Batı'da Tuna'dan Doğu'da Sarıdeniz'e kadar uzanan bir ülkedir... Gökalp'in deyişiyle "Ne Hint'tedir, ne Çin'de / Türk ruhunun içinde"
* * *
1912 Balkan Savaşı yenilgisi ve Balkan ordularının İstanbul kapılarına dayandığı günlerde, Türklerin tarif edilmesi güç aşağılık duygusuna kapıldıklarında, Ziya Gökalp onlara "Turan ülküsüyle yeni bir çıkış yolu, yeniden doğuş ve kurtuluş duygusu" vermiştir.
* * *
ZİYA Gökalp, bir klasik anlamda düşünür müydü?
Şevket Süreyya "Hayır!" der ve ekler:
"Ama düşünce gelişmemizde bir merhaleydi, bir aşamaydı, kendisinden bekleneni verdi."
Evet, Ziya Gökalp, "düşünür" değildi.
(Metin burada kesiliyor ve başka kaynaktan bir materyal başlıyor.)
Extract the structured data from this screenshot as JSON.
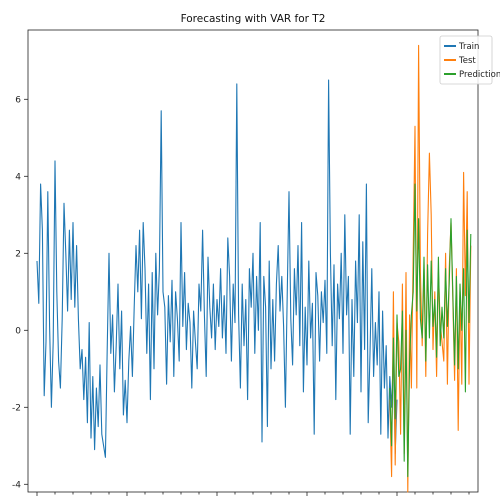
{
  "chart_data": {
    "type": "line",
    "title": "Forecasting with VAR for T2",
    "xlabel": "",
    "ylabel": "",
    "ylim": [
      -4.2,
      7.8
    ],
    "xlim": [
      -5,
      245
    ],
    "y_ticks": [
      -4,
      -2,
      0,
      2,
      4,
      6
    ],
    "y_tick_labels": [
      "-4",
      "-2",
      "0",
      "2",
      "4",
      "6"
    ],
    "x_tick_labels": [],
    "grid": false,
    "legend_position": "top-right",
    "series": [
      {
        "name": "Train",
        "color": "#1f77b4",
        "x_start": 0,
        "values": [
          1.8,
          0.7,
          3.8,
          2.6,
          -1.7,
          -0.3,
          3.6,
          0.1,
          -2.0,
          -0.3,
          4.4,
          1.0,
          -0.8,
          -1.5,
          0.3,
          3.3,
          2.0,
          0.5,
          2.6,
          0.8,
          2.8,
          0.6,
          2.2,
          0.3,
          -1.0,
          -0.5,
          -1.8,
          -0.7,
          -2.4,
          0.2,
          -2.8,
          -1.2,
          -3.1,
          -1.5,
          -2.5,
          -0.9,
          -2.7,
          -3.0,
          -3.3,
          -0.5,
          2.0,
          -0.6,
          0.4,
          -1.6,
          -0.4,
          1.2,
          -1.0,
          0.5,
          -2.2,
          -1.3,
          -2.4,
          -0.8,
          0.1,
          -1.2,
          0.6,
          2.2,
          1.0,
          2.6,
          0.3,
          2.8,
          1.6,
          -0.6,
          1.2,
          -1.8,
          1.5,
          -1.0,
          2.0,
          0.4,
          1.6,
          5.7,
          1.0,
          0.6,
          -1.4,
          0.9,
          -0.3,
          1.3,
          -1.2,
          1.0,
          0.3,
          -0.8,
          2.8,
          0.1,
          1.5,
          -0.5,
          0.7,
          0.2,
          -1.5,
          0.5,
          -0.3,
          -1.0,
          1.2,
          0.5,
          2.6,
          0.4,
          -1.2,
          1.9,
          0.6,
          -0.2,
          1.2,
          -0.5,
          0.8,
          0.1,
          1.6,
          -0.2,
          0.9,
          -0.6,
          2.4,
          1.4,
          -0.8,
          1.2,
          0.2,
          6.4,
          0.4,
          -1.5,
          1.2,
          -0.4,
          0.8,
          -1.8,
          1.6,
          0.6,
          2.0,
          -0.6,
          1.4,
          0.0,
          2.8,
          -2.9,
          1.4,
          0.6,
          -2.5,
          1.8,
          -1.0,
          0.8,
          -0.8,
          1.2,
          2.2,
          0.5,
          1.4,
          0.1,
          -2.0,
          0.9,
          3.6,
          0.3,
          -0.9,
          1.6,
          0.4,
          2.2,
          -0.4,
          2.8,
          -1.6,
          0.6,
          -0.9,
          1.8,
          -0.2,
          0.7,
          -2.7,
          1.5,
          0.9,
          -0.8,
          1.0,
          0.2,
          1.3,
          -0.6,
          6.5,
          2.0,
          -0.4,
          1.7,
          -1.8,
          1.2,
          0.3,
          2.0,
          -0.6,
          3.0,
          0.4,
          1.4,
          -2.7,
          0.8,
          -1.2,
          1.8,
          0.2,
          3.0,
          -1.6,
          2.3,
          -0.5,
          3.8,
          -2.4,
          -0.6,
          1.6,
          -1.2,
          0.2,
          -0.9,
          1.0,
          -2.7,
          0.5,
          -1.5,
          -0.4,
          -2.8,
          -1.2,
          -2.0,
          -0.6,
          -3.2,
          -1.8
        ]
      },
      {
        "name": "Test",
        "color": "#ff7f0e",
        "x_start": 196,
        "values": [
          -1.8,
          -3.8,
          1.0,
          -3.5,
          0.2,
          -0.3,
          -2.7,
          1.2,
          -3.2,
          1.5,
          -4.2,
          0.4,
          -1.5,
          2.0,
          5.3,
          -1.5,
          7.4,
          1.5,
          -0.4,
          1.6,
          -1.2,
          2.5,
          4.6,
          3.0,
          -0.5,
          1.0,
          -1.2,
          1.5,
          0.2,
          -0.3,
          -0.8,
          2.0,
          -1.4,
          1.6,
          2.8,
          0.8,
          -1.3,
          1.6,
          -2.6,
          1.0,
          -1.4,
          4.1,
          0.9,
          3.6,
          -1.4,
          2.2
        ]
      },
      {
        "name": "Prediction",
        "color": "#2ca02c",
        "x_start": 196,
        "values": [
          -1.5,
          -3.0,
          -0.2,
          -2.3,
          0.4,
          -1.2,
          -1.0,
          0.5,
          -3.4,
          0.0,
          -3.8,
          -0.8,
          0.4,
          1.0,
          3.8,
          0.5,
          2.9,
          0.3,
          -0.2,
          1.9,
          -0.8,
          1.7,
          -0.2,
          1.8,
          0.1,
          0.8,
          -0.7,
          1.9,
          -0.4,
          0.6,
          -0.2,
          1.6,
          0.1,
          1.2,
          2.9,
          1.0,
          -0.9,
          1.4,
          -1.0,
          1.2,
          0.0,
          1.6,
          -1.6,
          2.6,
          0.2,
          2.5
        ]
      }
    ]
  }
}
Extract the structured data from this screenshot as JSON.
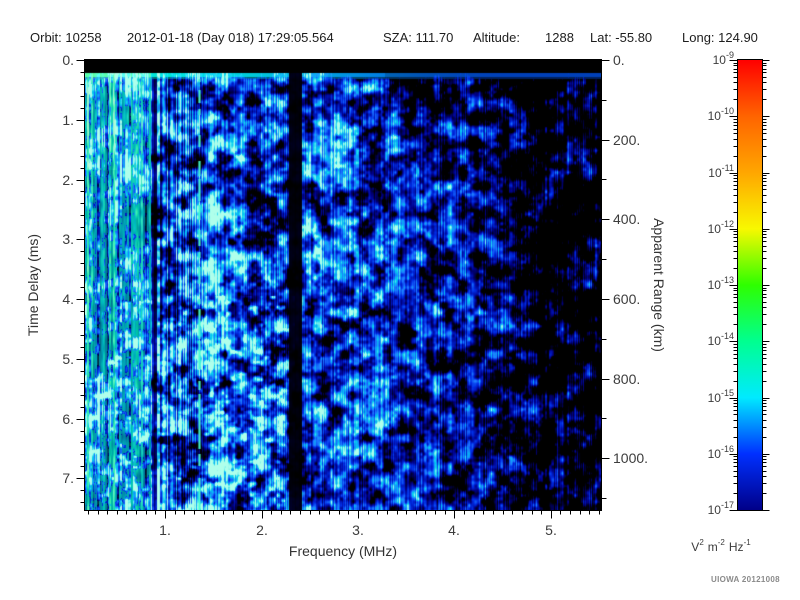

Ama, Osmanlı tarihinde, herhangi bir fikir ve bilim hareketine damgasını vurup, adı yurt sınırlarını aşan düşünce ve buluşlarıyla dünya fikriyatına katkıda bulunan tek düşünür yetişmiş midir?
Güya Tanzimat Devri, Batı'ya açılan ilk penceredir.
Şevket Süreyya, "O yıllar Batı'da uyanış devri olduğu halde, Batı'nın fikir eserlerinden bir teki bile sınırlarımızdan içeriye sokulmamış, dilimize çevirilmemiştir" der.
* * *
ZİYA Gökalp, bir dava ve ülkü adamıdır, "Turan" ülküsü, o devrin, yılgın, ezik Türkleri için bir ülküdür, idealdir, kurtuluş yoludur.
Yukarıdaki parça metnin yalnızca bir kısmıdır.